Tribe to build new DPS station
Other provisions include a new police and fire station west of the freeway, hook and ladder fire truck, money for DPS crime prevention forces, promises not to buy Rancho Verde mobile home park for 20 years and not build a golf course on FIGR land.
Those are just some of the early highlights. The staff report alone is nine pages long of single-space type. The amended MOU is 31 pages long, also single-spaced type.
Assistant City Manager Darrin Jenkins handled the PowerPoint display and answered questions. Most of the questions were related to the gambling revenue the tribe will give to the Graton Mitigation Fund. Jenkins said they’re still “working on the framework for funding,” and didn’t anticipate any problems. The amended MOU merely says, “If there are insufficient funds to make any partial payments, then no payment is made.” The discussion took less than hour to complete.
Tribe ‘set an example’
Council members had nothing but praise for the way the tribe handled negotiations the last nine years and six months.
“The tribe couldn’t be more responsible,” said Mayor Pam Stafford. “They’ve set an example for other tribes to follow.”
“We have no control over the casino,” Vice-Mayor Joe Callinan reminded his colleagues. “The tribe didn’t have to do this MOU. Its completion is a great piece of work.”
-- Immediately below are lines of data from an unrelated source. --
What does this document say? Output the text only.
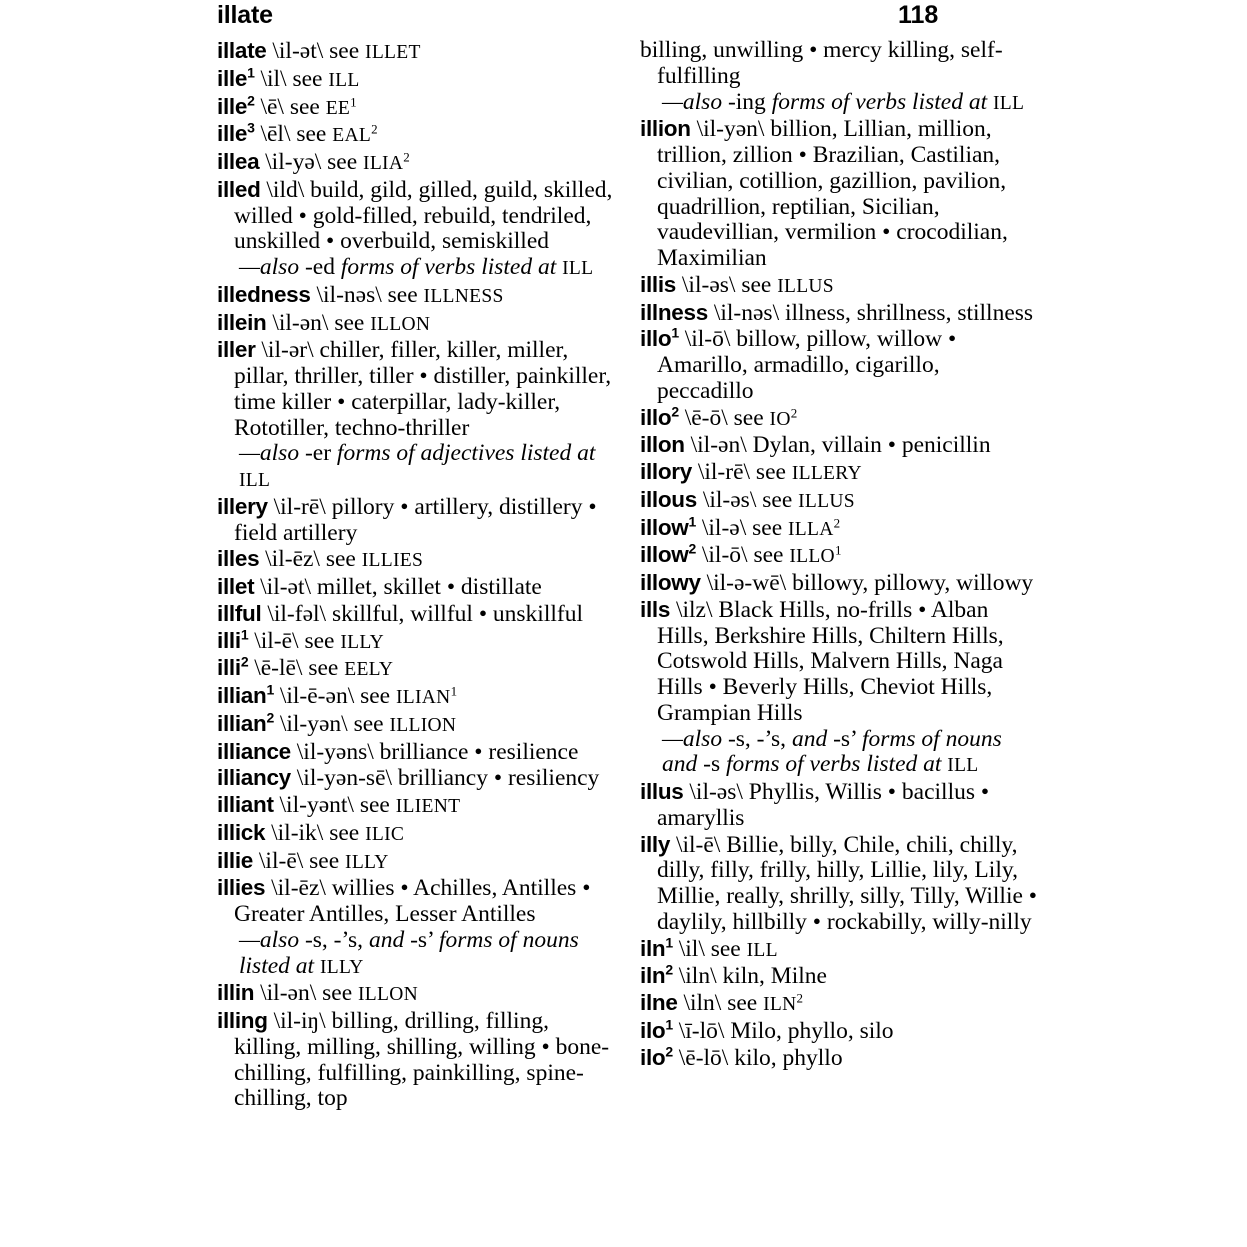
illate	118
illate \il-ət\ see ILLET
ille$^1$ \il\ see ILL
ille$^2$ \ē\ see $EE^1$
ille$^3$ \ēl\ see EAL$^2$
illea \il-yə\ see ILIA$^2$
illed \ild\ build, gild, gilled, guild, skilled, willed • gold-filled, rebuild, tendriled, unskilled • overbuild, semiskilled
—also -ed forms of verbs listed at ILL
illedness \il-nəs\ see ILLNESS
illein \il-ən\ see ILLON
iller \il-ər\ chiller, filler, killer, miller, pillar, thriller, tiller • distiller, painkiller, time killer • caterpillar, lady-killer, Rototiller, techno-thriller
—also -er forms of adjectives listed at ILL
illery \il-rē\ pillory • artillery, distillery • field artillery
illes \il-ēz\ see ILLIES
illet \il-ət\ millet, skillet • distillate
illful \il-fəl\ skillful, willful • unskillful
illi$^1$ \il-ē\ see ILLY
illi$^2$ \ē-lē\ see EELY
illian$^1$ \il-ē-ən\ see ILIAN$^1$
illian$^2$ \il-yən\ see ILLION
illiance \il-yəns\ brilliance • resilience
illiancy \il-yən-sē\ brilliancy • resiliency
illiant \il-yənt\ see ILIENT
illick \il-ik\ see ILIC
illie \il-ē\ see ILLY
illies \il-ēz\ willies • Achilles, Antilles • Greater Antilles, Lesser Antilles
—also -s, -’s, and -s’ forms of nouns listed at ILLY
illin \il-ən\ see ILLON
illing \il-iŋ\ billing, drilling, filling, killing, milling, shilling, willing • bone-chilling, fulfilling, painkilling, spine-chilling, top
billing, unwilling • mercy killing, self-fulfilling
—also -ing forms of verbs listed at ILL
illion \il-yən\ billion, Lillian, million, trillion, zillion • Brazilian, Castilian, civilian, cotillion, gazillion, pavilion, quadrillion, reptilian, Sicilian, vaudevillian, vermilion • crocodilian, Maximilian
illis \il-əs\ see ILLUS
illness \il-nəs\ illness, shrillness, stillness
illo$^1$ \il-ō\ billow, pillow, willow • Amarillo, armadillo, cigarillo, peccadillo
illo$^2$ \ē-ō\ see $IO^2$
illon \il-ən\ Dylan, villain • penicillin
illory \il-rē\ see ILLERY
illous \il-əs\ see ILLUS
illow$^1$ \il-ə\ see ILLA$^2$
illow$^2$ \il-ō\ see ILLO$^1$
illowy \il-ə-wē\ billowy, pillowy, willowy
ills \ilz\ Black Hills, no-frills • Alban Hills, Berkshire Hills, Chiltern Hills, Cotswold Hills, Malvern Hills, Naga Hills • Beverly Hills, Cheviot Hills, Grampian Hills
—also -s, -’s, and -s’ forms of nouns and -s forms of verbs listed at ILL
illus \il-əs\ Phyllis, Willis • bacillus • amaryllis
illy \il-ē\ Billie, billy, Chile, chili, chilly, dilly, filly, frilly, hilly, Lillie, lily, Lily, Millie, really, shrilly, silly, Tilly, Willie • daylily, hillbilly • rockabilly, willy-nilly
iln$^1$ \il\ see ILL
iln$^2$ \iln\ kiln, Milne
ilne \iln\ see ILN$^2$
ilo$^1$ \ī-lō\ Milo, phyllo, silo
ilo$^2$ \ē-lō\ kilo, phyllo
Councilman Amy Ahanotu said, “I want to make sure the city is protected. That’s where I’m coming from. This MOU does that.”
“The tribe did what they said they had to do,” added Mackenzie. “I’m ready to vote yes on this.”
Councilwoman Gina Belforte agreed with them in her comments.
Callinan cautioned the TV camera and rows of empty seats, “I want to make sure the newspapers tell everyone we’re not ‘filthy rich’ from this MOU. The funds are all mitigating factors dealing with the casino’s impacts. The city is still carrying a deficit budget into next year.”